In an exclusive interview with ABC News, Attorney General Bill Barr said on Thursday that President Donald Trump “has never asked me to do anything in a criminal case,” but said he should stop tweeting about Justice Department matters because his tweets “make it impossible for me to do my job.”
Barr has been a strong advocate of Trump’s law-and-order agenda and has defended Trump many times. However, Trump’s recent tweets regarding the Stone case created the media narrative of the president improperly influencing an ongoing case.
“I think it’s time to stop the tweeting about Department of Justice criminal cases,” Barr said to ABC News Chief Justice Correspondent Pierre Thomas.

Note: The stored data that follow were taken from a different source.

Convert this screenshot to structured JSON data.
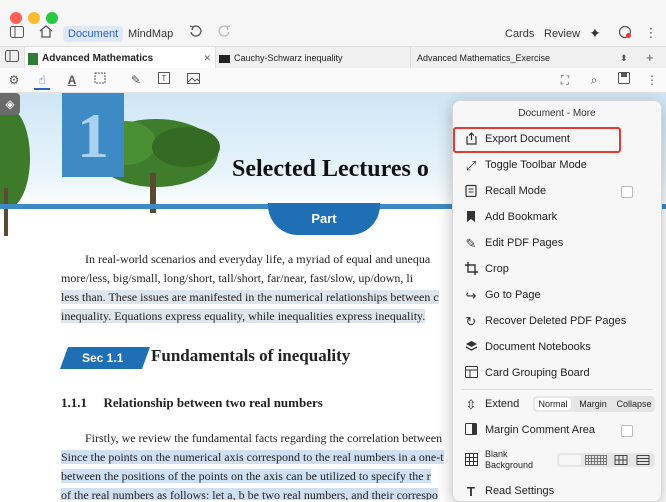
{
  "window": {
    "controls": {
      "close": "#ff5f57",
      "minimize": "#febc2e",
      "maximize": "#28c840"
    },
    "nav": {
      "document_label": "Document",
      "mindmap_label": "MindMap",
      "cards_label": "Cards",
      "review_label": "Review"
    }
  },
  "tabs": [
    {
      "label": "Advanced Mathematics",
      "active": true
    },
    {
      "label": "Cauchy-Schwarz inequality",
      "active": false
    },
    {
      "label": "Advanced Mathematics_Exercise",
      "active": false
    }
  ],
  "document": {
    "chapter_number": "1",
    "title": "Selected Lectures o",
    "part_label": "Part",
    "intro_lines": [
      "In real-world scenarios and everyday life, a myriad of equal and unequa",
      "more/less, big/small, long/short, tall/short, far/near, fast/slow, up/down, li",
      "less than.  These issues are manifested in the numerical relationships between c",
      "inequality.  Equations express equality, while inequalities express inequality."
    ],
    "section_badge": "Sec 1.1",
    "section_title": "Fundamentals of inequality",
    "subsection_number": "1.1.1",
    "subsection_title": "Relationship between two real numbers",
    "body_lines": [
      "Firstly, we review the fundamental facts regarding the correlation between",
      "Since the points on the numerical axis correspond to the real numbers in a one-t",
      "between the positions of the points on the axis can be utilized to specify the r",
      "of the real numbers as follows:  let a, b be two real numbers, and their correspo"
    ]
  },
  "menu": {
    "title": "Document - More",
    "items": [
      {
        "label": "Export Document",
        "icon": "export-icon"
      },
      {
        "label": "Toggle Toolbar Mode",
        "icon": "toggle-toolbar-icon"
      },
      {
        "label": "Recall Mode",
        "icon": "recall-icon"
      },
      {
        "label": "Add Bookmark",
        "icon": "bookmark-icon"
      },
      {
        "label": "Edit PDF Pages",
        "icon": "edit-pages-icon"
      },
      {
        "label": "Crop",
        "icon": "crop-icon"
      },
      {
        "label": "Go to Page",
        "icon": "goto-page-icon"
      },
      {
        "label": "Recover Deleted PDF Pages",
        "icon": "recover-icon"
      },
      {
        "label": "Document Notebooks",
        "icon": "notebooks-icon"
      },
      {
        "label": "Card Grouping Board",
        "icon": "card-board-icon"
      }
    ],
    "extend": {
      "label": "Extend",
      "options": [
        "Normal",
        "Margin",
        "Collapse"
      ],
      "selected": "Normal"
    },
    "margin_comment": "Margin Comment Area",
    "blank_background_line1": "Blank",
    "blank_background_line2": "Background",
    "read_settings": "Read Settings"
  }
}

Knowing what happens to officials who publicly break with Trump, Thomas asked Barr if he was prepared to accept the consequences of his public criticism. “Of course,” he said.

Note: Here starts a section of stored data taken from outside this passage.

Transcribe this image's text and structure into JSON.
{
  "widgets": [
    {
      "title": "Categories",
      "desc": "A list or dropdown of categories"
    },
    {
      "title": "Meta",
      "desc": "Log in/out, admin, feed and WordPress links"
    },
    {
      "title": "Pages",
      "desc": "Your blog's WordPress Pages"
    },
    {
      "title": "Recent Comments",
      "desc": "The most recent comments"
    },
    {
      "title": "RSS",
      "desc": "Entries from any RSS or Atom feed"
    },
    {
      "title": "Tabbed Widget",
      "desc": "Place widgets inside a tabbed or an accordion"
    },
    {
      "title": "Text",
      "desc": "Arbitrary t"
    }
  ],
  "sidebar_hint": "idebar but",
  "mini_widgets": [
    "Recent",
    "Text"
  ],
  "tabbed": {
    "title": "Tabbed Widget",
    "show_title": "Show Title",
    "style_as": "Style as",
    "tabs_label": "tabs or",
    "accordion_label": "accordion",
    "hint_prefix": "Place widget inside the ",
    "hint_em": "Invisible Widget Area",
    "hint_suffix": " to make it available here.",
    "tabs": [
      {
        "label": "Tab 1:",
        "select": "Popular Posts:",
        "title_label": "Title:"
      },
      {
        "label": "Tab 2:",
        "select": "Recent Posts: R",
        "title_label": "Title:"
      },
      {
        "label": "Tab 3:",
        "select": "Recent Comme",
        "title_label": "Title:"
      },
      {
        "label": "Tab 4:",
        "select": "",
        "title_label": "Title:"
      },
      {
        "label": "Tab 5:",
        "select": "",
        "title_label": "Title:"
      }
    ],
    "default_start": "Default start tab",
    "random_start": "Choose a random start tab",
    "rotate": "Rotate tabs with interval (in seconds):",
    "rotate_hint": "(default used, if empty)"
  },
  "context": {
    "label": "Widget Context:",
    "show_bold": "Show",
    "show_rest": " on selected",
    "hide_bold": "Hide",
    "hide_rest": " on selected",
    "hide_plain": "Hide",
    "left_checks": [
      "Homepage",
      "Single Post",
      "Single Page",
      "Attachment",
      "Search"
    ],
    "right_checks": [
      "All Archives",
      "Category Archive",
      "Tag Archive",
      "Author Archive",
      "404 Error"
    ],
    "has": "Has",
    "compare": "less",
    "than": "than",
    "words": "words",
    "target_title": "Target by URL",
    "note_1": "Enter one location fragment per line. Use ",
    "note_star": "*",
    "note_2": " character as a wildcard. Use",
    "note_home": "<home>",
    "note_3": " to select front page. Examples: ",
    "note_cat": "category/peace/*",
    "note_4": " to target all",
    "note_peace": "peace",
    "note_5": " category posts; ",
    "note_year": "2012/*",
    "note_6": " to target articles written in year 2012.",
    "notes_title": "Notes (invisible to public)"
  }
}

“I’m not going to be bullied or influenced by anybody … whether it’s Congress, a newspaper editorial board, or the president,” Barr continued. “I’m gonna do what I think is right. And you know … I cannot do my job here at the department with a constant background commentary that undercuts me.”

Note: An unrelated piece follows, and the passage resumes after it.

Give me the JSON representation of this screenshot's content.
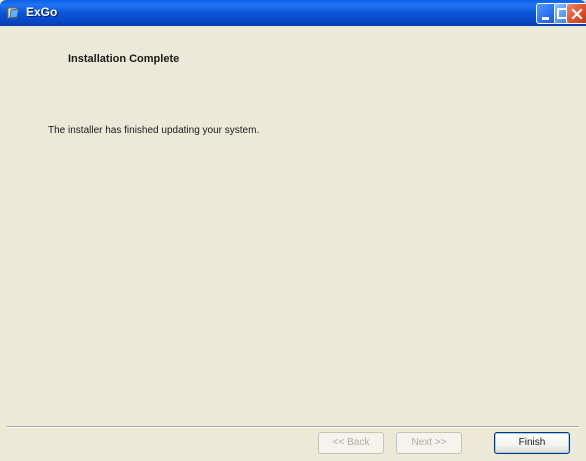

Barr said Trump’s tweet put him in an awkward position because he had already discussed with staff about the excessive sentencing recommendations for Roger Stone, and Trump’s tweet undermined the appearance of independence in that decision. “Do you go forward with what you think is the right decision or do you pull back because of the tweet?” Barr asked. “And that just sort of illustrates how disruptive these tweets can be.”
Thomas asked Barr if he has a problem with Trump’s tweets. “Yes. Well, I have a problem with some of, some of the tweets. As I said at my confirmation hearing, I think the essential role of the attorney general is to keep law enforcement, the criminal process, sacrosanct to make sure there is no political interference in it.”
“The president has never asked me to do anything in a criminal case,” Barr insisted.
Barr’s sentiments echo what many of his supporters feel: that Trump needs to cut back on his tweeting. Many others, of course, are all for the president tweeting his message directly to the people and not through the filter of the media, but it seems like there have been one-too-many cases of Trump’s tweets turning innocuous situations into media frenzies. Given the way the media tends to pile on at even the suggestion of something sinister, there is arguably plenty of justification for Trump’s tweeting to be curtailed, especially in an election year.